According to this line, the constructor does not initialize anything. The @Module decorator collects getters. If we don't apply the decorator to the base class, it will not extract getters. But it doesn’t matter, because they will still be overridden by the child class decorator. So in my solution i use Object.assign to mix base and child getters after child decorator execution.

P. S. Now I managed to create a fixed version of the decorator that copies getters.

import { ModuleOptions } from "vuex-module-decorators/dist/types/moduleoptions";

function FixedModule(options: ModuleOptions) {
    return (target: any) => {
        const mod = Module(options)(target) as typeof VuexModule;
        const base = Module({})(Object.getPrototypeOf(mod));
        Object.assign(mod.getters, base.getters);
        return mod as any;
    };
}

class CollectionBase<T> extends VuexModule {
    items: T[] = [];
    get last() {
        return this.items[this.items.length - 1];
    }
}

@FixedModule({ name: "numbers", namespaced: true })
class NumberCollection extends CollectionBase<number> {
    items = [0, 5, 2];
}

store.registerModule("numbers", NumberCollection);

const numbers = getModule(NumberCollection, store);
console.log(numbers.last); // 2

But I still think this is a terrible workaround, and at the moment I'm looking for an alternative to this module.

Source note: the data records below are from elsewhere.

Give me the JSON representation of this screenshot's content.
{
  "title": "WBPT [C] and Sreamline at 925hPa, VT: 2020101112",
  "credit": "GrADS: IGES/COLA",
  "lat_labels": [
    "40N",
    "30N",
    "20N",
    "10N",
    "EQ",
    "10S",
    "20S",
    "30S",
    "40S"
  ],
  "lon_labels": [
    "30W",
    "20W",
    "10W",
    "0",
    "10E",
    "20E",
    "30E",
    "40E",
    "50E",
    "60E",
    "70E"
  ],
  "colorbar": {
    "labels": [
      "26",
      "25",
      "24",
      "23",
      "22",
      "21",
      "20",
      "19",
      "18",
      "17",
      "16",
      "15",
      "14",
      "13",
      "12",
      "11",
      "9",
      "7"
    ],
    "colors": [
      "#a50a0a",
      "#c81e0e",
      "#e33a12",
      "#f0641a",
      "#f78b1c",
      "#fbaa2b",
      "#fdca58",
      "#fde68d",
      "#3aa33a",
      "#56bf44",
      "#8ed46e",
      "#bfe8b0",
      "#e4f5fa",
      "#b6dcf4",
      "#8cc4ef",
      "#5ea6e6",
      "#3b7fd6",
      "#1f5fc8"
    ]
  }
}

FullPint commented 4 years ago

@Exeteres did you end up having an issue with modules colliding?

Exeteres commented 4 years ago

@FullPint I had no such issues. By the way, I have not worked with Vue since my last answer.

FullPint commented 4 years ago

@Exeteres thanks for the quick reply -- I might just have an odd typo somewhere.

seflue commented 4 years ago

What is the status on this?

FullPint commented 4 years ago

@seflue my team ended up using a different package because of the amount of generics we use.

fen89 commented 4 years ago

@FullPint can you tell which package you are now using instead?

FullPint commented 4 years ago

@fen89 we use this: https://github.com/gertqin/vuex-class-modules

But it looks like they may have merged a fix with this package. Haven’t tested it yet.